Pfizer-BioNTech has announced that its Covid-19 vaccine is safe and effective for children from 5 to 11 years old based on its clinical trial data, and that the companies will soon seek authorization from regulatory bodies.

On Monday, Pfizer/BioNTech shared results from its clinical trials, stating that their Covid vaccine “was safe, well-tolerated and showed robust neutralizing antibody responses” in kids as young as five.

Children taking part in the study were given a dose a third of the size received by children aged 12 and over. Despite administering a smaller amount, the results were “consistent with those we have observed with our vaccine in other older populations at a higher dose,” Dr.
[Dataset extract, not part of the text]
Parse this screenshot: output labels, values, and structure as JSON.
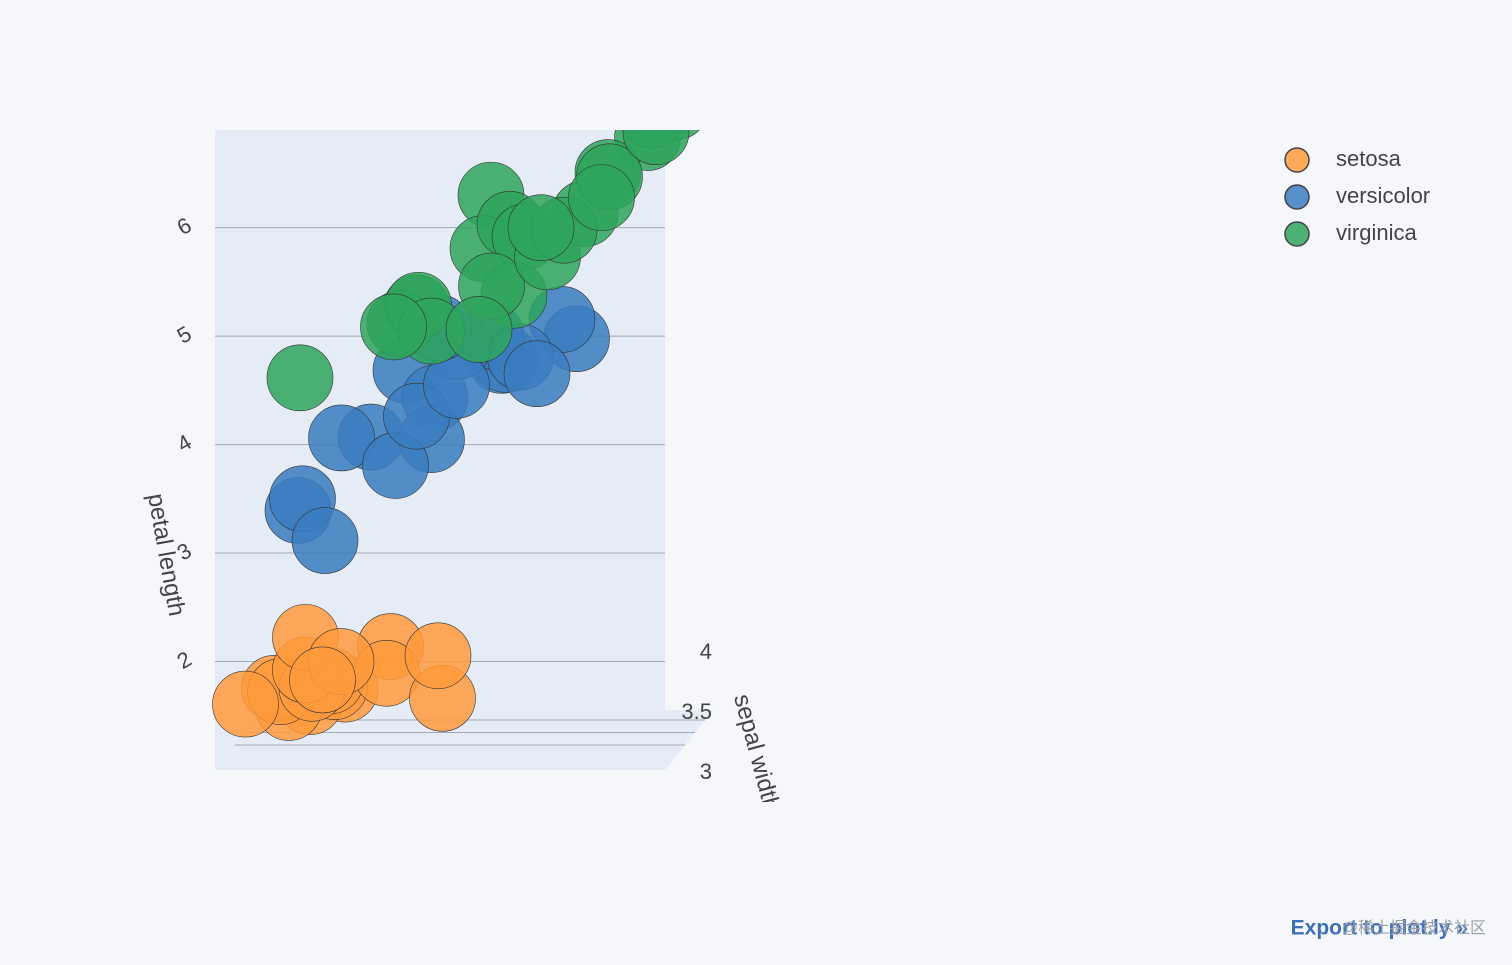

Ugur Sahin, CEO and co-founder of BioNTech, remarked.

Pfizer’s Chairman and CEO Albert Bourla said the pharmaceutical companies “are eager to extend the protection afforded by the vaccine to this younger population, subject to regulatory authorization, especially as we track the spread of the Delta variant and the substantial threat it poses to children.”
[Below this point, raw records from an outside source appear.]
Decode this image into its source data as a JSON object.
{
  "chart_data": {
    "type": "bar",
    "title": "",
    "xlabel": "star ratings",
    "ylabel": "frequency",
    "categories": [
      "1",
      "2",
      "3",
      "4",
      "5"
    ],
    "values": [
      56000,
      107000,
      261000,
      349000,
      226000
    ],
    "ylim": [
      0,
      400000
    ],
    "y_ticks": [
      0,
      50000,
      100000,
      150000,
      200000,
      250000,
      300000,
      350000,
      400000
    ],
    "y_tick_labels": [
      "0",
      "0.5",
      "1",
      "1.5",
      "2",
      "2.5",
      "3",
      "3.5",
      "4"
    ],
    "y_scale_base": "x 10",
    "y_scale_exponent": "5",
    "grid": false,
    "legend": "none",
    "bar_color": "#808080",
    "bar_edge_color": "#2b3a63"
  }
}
The pharmaceutical companies announced that they plan to submit their findings to the US Food and Drug Administration (FDA), the European Medicines Agency (EMA), as well as other regulators, “as soon as possible” to gain authorization.

The two big pharma companies also noted that data from two other age cohorts, including trial information from infants aged 6 months to 2 years old, as well as kids up to the age of five, will be shared by the fourth quarter of this year.
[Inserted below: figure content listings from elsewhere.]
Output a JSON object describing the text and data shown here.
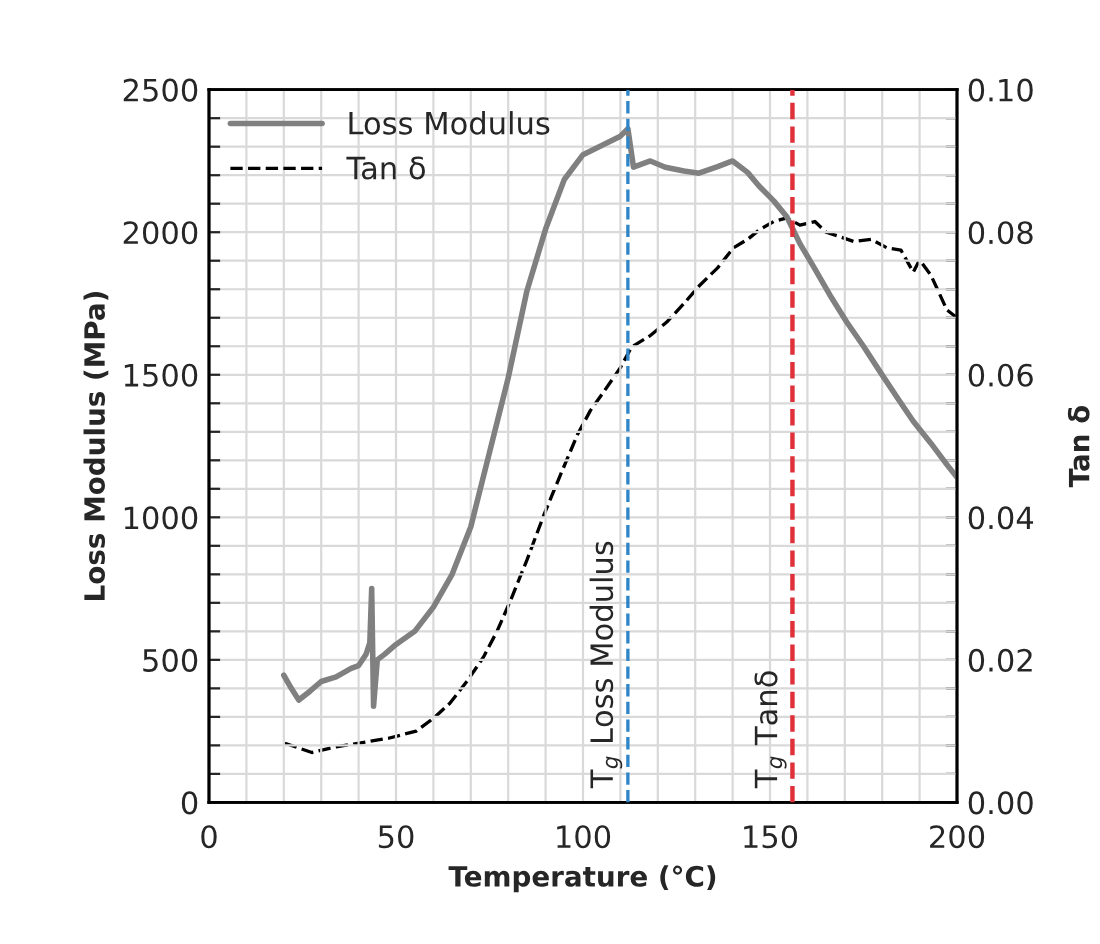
{
  "chart_data": {
    "type": "line",
    "xlabel": "Temperature (°C)",
    "ylabel": "Loss Modulus (MPa)",
    "y2label": "Tan δ",
    "xlim": [
      0,
      200
    ],
    "ylim": [
      0,
      2500
    ],
    "y2lim": [
      0,
      0.1
    ],
    "xticks": [
      0,
      {
        "value": 10,
        "label": null
      },
      {
        "value": 20,
        "label": null
      },
      {
        "value": 30,
        "label": null
      },
      {
        "value": 40,
        "label": null
      },
      50,
      {
        "value": 60,
        "label": null
      },
      {
        "value": 70,
        "label": null
      },
      {
        "value": 80,
        "label": null
      },
      {
        "value": 90,
        "label": null
      },
      100,
      {
        "value": 110,
        "label": null
      },
      {
        "value": 120,
        "label": null
      },
      {
        "value": 130,
        "label": null
      },
      {
        "value": 140,
        "label": null
      },
      150,
      {
        "value": 160,
        "label": null
      },
      {
        "value": 170,
        "label": null
      },
      {
        "value": 180,
        "label": null
      },
      {
        "value": 190,
        "label": null
      },
      200
    ],
    "yticks": [
      0,
      {
        "value": 100,
        "label": null
      },
      {
        "value": 200,
        "label": null
      },
      {
        "value": 300,
        "label": null
      },
      {
        "value": 400,
        "label": null
      },
      500,
      {
        "value": 600,
        "label": null
      },
      {
        "value": 700,
        "label": null
      },
      {
        "value": 800,
        "label": null
      },
      {
        "value": 900,
        "label": null
      },
      1000,
      {
        "value": 1100,
        "label": null
      },
      {
        "value": 1200,
        "label": null
      },
      {
        "value": 1300,
        "label": null
      },
      {
        "value": 1400,
        "label": null
      },
      1500,
      {
        "value": 1600,
        "label": null
      },
      {
        "value": 1700,
        "label": null
      },
      {
        "value": 1800,
        "label": null
      },
      {
        "value": 1900,
        "label": null
      },
      2000,
      {
        "value": 2100,
        "label": null
      },
      {
        "value": 2200,
        "label": null
      },
      {
        "value": 2300,
        "label": null
      },
      {
        "value": 2400,
        "label": null
      },
      2500
    ],
    "y2ticks": [
      {
        "value": 0,
        "label": "0.00"
      },
      {
        "value": 0.004,
        "label": null
      },
      {
        "value": 0.008,
        "label": null
      },
      {
        "value": 0.012,
        "label": null
      },
      {
        "value": 0.016,
        "label": null
      },
      {
        "value": 0.02,
        "label": "0.02"
      },
      {
        "value": 0.024,
        "label": null
      },
      {
        "value": 0.028,
        "label": null
      },
      {
        "value": 0.032,
        "label": null
      },
      {
        "value": 0.036,
        "label": null
      },
      {
        "value": 0.04,
        "label": "0.04"
      },
      {
        "value": 0.044,
        "label": null
      },
      {
        "value": 0.048,
        "label": null
      },
      {
        "value": 0.052,
        "label": null
      },
      {
        "value": 0.056,
        "label": null
      },
      {
        "value": 0.06,
        "label": "0.06"
      },
      {
        "value": 0.064,
        "label": null
      },
      {
        "value": 0.068,
        "label": null
      },
      {
        "value": 0.072,
        "label": null
      },
      {
        "value": 0.076,
        "label": null
      },
      {
        "value": 0.08,
        "label": "0.08"
      },
      {
        "value": 0.084,
        "label": null
      },
      {
        "value": 0.088,
        "label": null
      },
      {
        "value": 0.092,
        "label": null
      },
      {
        "value": 0.096,
        "label": null
      },
      {
        "value": 0.1,
        "label": "0.10"
      }
    ],
    "grid": true,
    "legend": "top left",
    "marker": "none",
    "series": [
      {
        "name": "Loss Modulus",
        "color": "#808080",
        "line_style": "solid",
        "x": [
          20,
          22,
          24,
          27,
          30,
          34,
          38,
          40,
          42,
          43,
          43.5,
          44,
          45,
          47,
          50,
          55,
          60,
          65,
          70,
          75,
          80,
          85,
          90,
          95,
          100,
          105,
          110,
          112,
          113.5,
          118,
          122,
          127,
          131,
          136,
          140,
          144,
          147,
          151,
          154.5,
          158,
          161.6,
          166,
          170.5,
          175,
          179.4,
          184,
          188.3,
          193,
          197.3,
          200
        ],
        "values": [
          446,
          400,
          359,
          390,
          424,
          440,
          470,
          480,
          520,
          560,
          750,
          337,
          500,
          520,
          554,
          600,
          685,
          800,
          967,
          1228,
          1489,
          1794,
          2011,
          2185,
          2272,
          2304,
          2337,
          2363,
          2228,
          2250,
          2228,
          2215,
          2207,
          2230,
          2250,
          2210,
          2163,
          2110,
          2054,
          1960,
          1880,
          1780,
          1685,
          1600,
          1511,
          1420,
          1337,
          1260,
          1185,
          1140
        ]
      },
      {
        "name": "Tan δ",
        "color": "#000000",
        "axis": "y2",
        "line_style": "dashed",
        "x": [
          20.3,
          27.5,
          34,
          41,
          48,
          55.4,
          60,
          64.4,
          69,
          73.4,
          77,
          80.6,
          85,
          89.6,
          94,
          98.6,
          102,
          105.8,
          110,
          113,
          118,
          122.4,
          127,
          131.3,
          136,
          140.2,
          144,
          147.3,
          151,
          154.5,
          158,
          162,
          165,
          168,
          172.4,
          177,
          181.3,
          185,
          188.3,
          190,
          193,
          197.3,
          200
        ],
        "values": [
          0.0083,
          0.007,
          0.0078,
          0.0084,
          0.009,
          0.01,
          0.0118,
          0.0139,
          0.017,
          0.0204,
          0.024,
          0.0283,
          0.034,
          0.0404,
          0.046,
          0.0517,
          0.055,
          0.0578,
          0.061,
          0.0639,
          0.0655,
          0.0674,
          0.07,
          0.0726,
          0.075,
          0.0778,
          0.079,
          0.0804,
          0.0815,
          0.082,
          0.081,
          0.0815,
          0.08,
          0.0795,
          0.0787,
          0.079,
          0.0778,
          0.0775,
          0.0744,
          0.0761,
          0.074,
          0.0691,
          0.068
        ]
      }
    ],
    "ref_lines": [
      {
        "axis": "x",
        "value": 112,
        "label": "T$_{g}$ Loss Modulus",
        "color": "#2e86c8",
        "line_style": "dashed"
      },
      {
        "axis": "x",
        "value": 156,
        "label": "T$_{g}$ Tanδ",
        "color": "#e0303a",
        "line_style": "dashed"
      }
    ]
  }
}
The FDA fully approved Pfizer-BioNTech’s vaccine, marketed as Comirnaty, in August for individuals aged 16 and over. The mRNA technology shot is authorized for emergency use in children between the ages of 12 to 15, as well as for a booster shot for the immunocompromised.

Both the US Centers for Disease Control and Prevention (CDC) and the EMA, however, have reported incidences of rare heart inflammation, myocarditis and pericarditis, following the administration of mRNA shots, including Comirnaty. Since April, over a thousand cases have been flagged to the CDC, mainly in young males aged 16 and over.